Время от времени поступали предупреждения и сообщения о беглецах из немецких концлагерей, о массовых убийствах в Польше, об облавах, депортациях и приговорах. Однако с весьма далекой и ограниченной точки зрения Джо все выглядело так, как будто евреи его страны, его евреи, его семья, незримо ускользнули в некую складку на ощетинившейся разноцветными булавками карте Европы. И пока зима ползла себе дальше, а тьма вокруг непрерывно сгущалась, Джо все больше и больше обо всем этом размышлял. И в процессе этих раздумий из той коррозии, что уже так давно разъедала его внутреннюю проводку ввиду неспособности Джо сделать хоть что-нибудь для своих матушки и дедушки, горькое разочарование и гнев, который он давно испытывал к флоту, пославшему его на этот долбаный Южный полюс, тогда как ему всего-навсего хотелось сбрасывать бомбы на немцев и контейнеры с одеждой и продуктами на чешских партизан, начало формироваться подлинное отчаяние.

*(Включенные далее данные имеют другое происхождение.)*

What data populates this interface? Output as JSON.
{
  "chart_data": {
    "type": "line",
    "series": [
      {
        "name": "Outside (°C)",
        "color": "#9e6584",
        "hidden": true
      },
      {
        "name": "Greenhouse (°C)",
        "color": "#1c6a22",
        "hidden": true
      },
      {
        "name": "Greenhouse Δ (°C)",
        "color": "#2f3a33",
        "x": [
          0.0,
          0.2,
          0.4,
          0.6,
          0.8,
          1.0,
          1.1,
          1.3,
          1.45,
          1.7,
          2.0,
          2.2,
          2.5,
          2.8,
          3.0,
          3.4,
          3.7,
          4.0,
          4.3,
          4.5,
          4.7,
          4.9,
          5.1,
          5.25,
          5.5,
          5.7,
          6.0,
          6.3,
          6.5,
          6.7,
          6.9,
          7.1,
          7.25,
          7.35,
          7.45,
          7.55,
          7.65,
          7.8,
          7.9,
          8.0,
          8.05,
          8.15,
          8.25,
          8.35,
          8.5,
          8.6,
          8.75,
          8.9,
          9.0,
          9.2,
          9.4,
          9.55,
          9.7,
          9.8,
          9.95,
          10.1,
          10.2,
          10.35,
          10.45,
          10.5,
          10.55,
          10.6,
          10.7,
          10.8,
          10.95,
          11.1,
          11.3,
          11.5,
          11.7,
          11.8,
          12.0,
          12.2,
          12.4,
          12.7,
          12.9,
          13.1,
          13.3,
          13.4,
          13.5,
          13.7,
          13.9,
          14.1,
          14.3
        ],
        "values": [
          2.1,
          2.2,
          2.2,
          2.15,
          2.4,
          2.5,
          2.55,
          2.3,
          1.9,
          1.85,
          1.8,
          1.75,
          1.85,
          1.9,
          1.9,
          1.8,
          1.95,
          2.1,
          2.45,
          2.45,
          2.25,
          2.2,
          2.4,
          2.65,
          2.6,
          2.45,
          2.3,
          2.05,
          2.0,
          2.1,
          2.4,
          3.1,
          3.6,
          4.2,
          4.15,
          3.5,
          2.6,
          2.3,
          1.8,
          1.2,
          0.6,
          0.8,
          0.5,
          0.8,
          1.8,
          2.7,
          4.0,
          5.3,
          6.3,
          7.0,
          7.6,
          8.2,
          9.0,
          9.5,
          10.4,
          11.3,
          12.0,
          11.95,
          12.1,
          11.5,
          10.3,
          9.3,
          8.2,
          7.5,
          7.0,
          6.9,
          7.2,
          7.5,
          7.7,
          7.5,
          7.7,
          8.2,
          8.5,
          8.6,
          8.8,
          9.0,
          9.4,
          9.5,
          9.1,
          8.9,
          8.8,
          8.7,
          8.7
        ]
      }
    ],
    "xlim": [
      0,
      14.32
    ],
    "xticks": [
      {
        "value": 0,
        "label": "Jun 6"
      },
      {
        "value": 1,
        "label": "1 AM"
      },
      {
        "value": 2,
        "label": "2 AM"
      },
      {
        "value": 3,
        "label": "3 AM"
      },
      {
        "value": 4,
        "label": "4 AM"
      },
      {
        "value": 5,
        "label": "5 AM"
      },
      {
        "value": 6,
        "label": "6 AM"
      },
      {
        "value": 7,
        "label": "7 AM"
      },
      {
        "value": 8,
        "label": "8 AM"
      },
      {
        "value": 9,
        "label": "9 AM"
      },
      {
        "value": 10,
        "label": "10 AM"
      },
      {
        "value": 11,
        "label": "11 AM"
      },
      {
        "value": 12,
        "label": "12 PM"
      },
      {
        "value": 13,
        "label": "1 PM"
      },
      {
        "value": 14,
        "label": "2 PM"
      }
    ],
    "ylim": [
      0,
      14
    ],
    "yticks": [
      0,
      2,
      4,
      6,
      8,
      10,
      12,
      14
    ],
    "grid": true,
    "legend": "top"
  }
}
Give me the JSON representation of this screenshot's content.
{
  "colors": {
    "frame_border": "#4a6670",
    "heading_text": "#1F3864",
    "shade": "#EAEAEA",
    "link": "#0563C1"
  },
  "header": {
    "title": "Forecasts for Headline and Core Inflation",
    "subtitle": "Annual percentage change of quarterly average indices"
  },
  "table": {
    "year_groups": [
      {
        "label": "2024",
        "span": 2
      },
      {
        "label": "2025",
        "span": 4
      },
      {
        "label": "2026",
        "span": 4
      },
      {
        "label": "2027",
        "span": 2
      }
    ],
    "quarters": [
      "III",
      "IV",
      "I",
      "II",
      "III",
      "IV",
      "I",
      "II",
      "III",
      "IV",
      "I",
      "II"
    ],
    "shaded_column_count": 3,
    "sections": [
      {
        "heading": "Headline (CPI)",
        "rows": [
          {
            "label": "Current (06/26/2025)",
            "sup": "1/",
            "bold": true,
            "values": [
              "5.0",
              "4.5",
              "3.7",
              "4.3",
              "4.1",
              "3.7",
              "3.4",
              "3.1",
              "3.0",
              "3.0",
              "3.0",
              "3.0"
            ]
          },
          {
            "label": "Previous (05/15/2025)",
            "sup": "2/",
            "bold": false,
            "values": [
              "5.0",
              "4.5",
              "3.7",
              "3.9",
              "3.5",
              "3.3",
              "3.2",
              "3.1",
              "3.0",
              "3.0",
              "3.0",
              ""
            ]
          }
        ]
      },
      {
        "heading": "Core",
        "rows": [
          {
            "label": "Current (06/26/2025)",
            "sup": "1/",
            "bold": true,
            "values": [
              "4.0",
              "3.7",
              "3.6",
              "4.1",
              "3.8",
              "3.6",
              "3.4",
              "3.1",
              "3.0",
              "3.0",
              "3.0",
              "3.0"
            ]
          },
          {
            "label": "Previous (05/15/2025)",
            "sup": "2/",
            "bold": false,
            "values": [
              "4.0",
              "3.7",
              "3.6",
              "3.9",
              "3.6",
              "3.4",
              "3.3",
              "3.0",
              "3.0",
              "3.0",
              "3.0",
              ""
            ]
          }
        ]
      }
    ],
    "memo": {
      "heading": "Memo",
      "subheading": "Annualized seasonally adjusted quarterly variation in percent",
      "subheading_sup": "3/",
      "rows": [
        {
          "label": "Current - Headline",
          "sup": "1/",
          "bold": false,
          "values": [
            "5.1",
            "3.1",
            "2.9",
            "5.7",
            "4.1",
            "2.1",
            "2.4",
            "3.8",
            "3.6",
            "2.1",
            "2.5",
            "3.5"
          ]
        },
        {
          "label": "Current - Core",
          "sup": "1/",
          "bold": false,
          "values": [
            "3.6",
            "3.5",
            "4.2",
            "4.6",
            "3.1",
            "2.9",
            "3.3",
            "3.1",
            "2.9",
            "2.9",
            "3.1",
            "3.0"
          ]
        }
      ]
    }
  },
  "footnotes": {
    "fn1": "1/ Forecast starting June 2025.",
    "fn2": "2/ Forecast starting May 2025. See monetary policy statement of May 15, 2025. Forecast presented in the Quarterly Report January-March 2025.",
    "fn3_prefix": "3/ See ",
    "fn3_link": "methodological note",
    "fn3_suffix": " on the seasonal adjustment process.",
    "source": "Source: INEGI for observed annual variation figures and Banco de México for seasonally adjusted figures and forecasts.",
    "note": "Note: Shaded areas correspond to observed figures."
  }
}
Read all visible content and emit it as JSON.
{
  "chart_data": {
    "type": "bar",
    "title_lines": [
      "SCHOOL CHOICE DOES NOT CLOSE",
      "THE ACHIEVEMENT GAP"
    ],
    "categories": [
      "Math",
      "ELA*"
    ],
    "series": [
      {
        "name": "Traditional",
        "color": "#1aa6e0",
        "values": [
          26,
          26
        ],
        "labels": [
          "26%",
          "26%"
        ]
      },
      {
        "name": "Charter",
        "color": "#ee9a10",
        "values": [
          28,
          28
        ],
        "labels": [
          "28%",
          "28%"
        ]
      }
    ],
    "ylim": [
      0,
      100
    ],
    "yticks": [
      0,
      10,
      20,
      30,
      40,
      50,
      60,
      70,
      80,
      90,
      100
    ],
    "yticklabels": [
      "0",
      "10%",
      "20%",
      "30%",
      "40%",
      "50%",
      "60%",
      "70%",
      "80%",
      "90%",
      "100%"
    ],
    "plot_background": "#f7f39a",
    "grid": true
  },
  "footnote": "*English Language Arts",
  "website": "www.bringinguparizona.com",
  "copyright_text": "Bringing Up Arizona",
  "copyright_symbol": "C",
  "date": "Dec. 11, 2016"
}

А затем однажды «вечером» ближе к концу июля Джо удалось настроиться на коротковолновую радиостанцию Рейхсрундфунка, направленную на Родезию, Уганду и остальную Британскую Африку. Эта англоязычная документальная радиопередача в радостных подробностях описывала создание и процветание чудесного местечка в Чешском Протекторате, специально разработанного «заповедника» (как назвал его диктор) для евреев той части Рейха. Местечко называлось Терезинштадтским образцово-показательным гетто. Джо однажды бывал в городке под названием Терезин, во время экскурсионной поездки вместе со спортивной группой «Маккаби», членом которой он состоял. Очевидно, это тусклое богемское захолустье преобразилось в счастливый, развитой, культурный город с розовыми садами, профтехучилищами и полным симфоническим оркестром, составленным из тех, кого диктор (по манере похожий на Эмиля Дженнингса, пытающегося подражать манере Билла Роджерса) назвал «интернированными». Последовало описание типичного музыкального вечера в «заповеднике». И вдруг, в самой середине этого музыкального вечера, к ужасу и восторгу Джо, там стал плавать богатый, пусть и бестелесный тенор Франца Шонфельда, его дедушки по материнской линии. Никаких имен диктор не назвал, но Джо совершенно точно не мог ошибиться ни насчет тех чуть хрипловатых обертонов, ни, раз уж на то пошло, насчет выбранного произведения – «Der Erlkönig».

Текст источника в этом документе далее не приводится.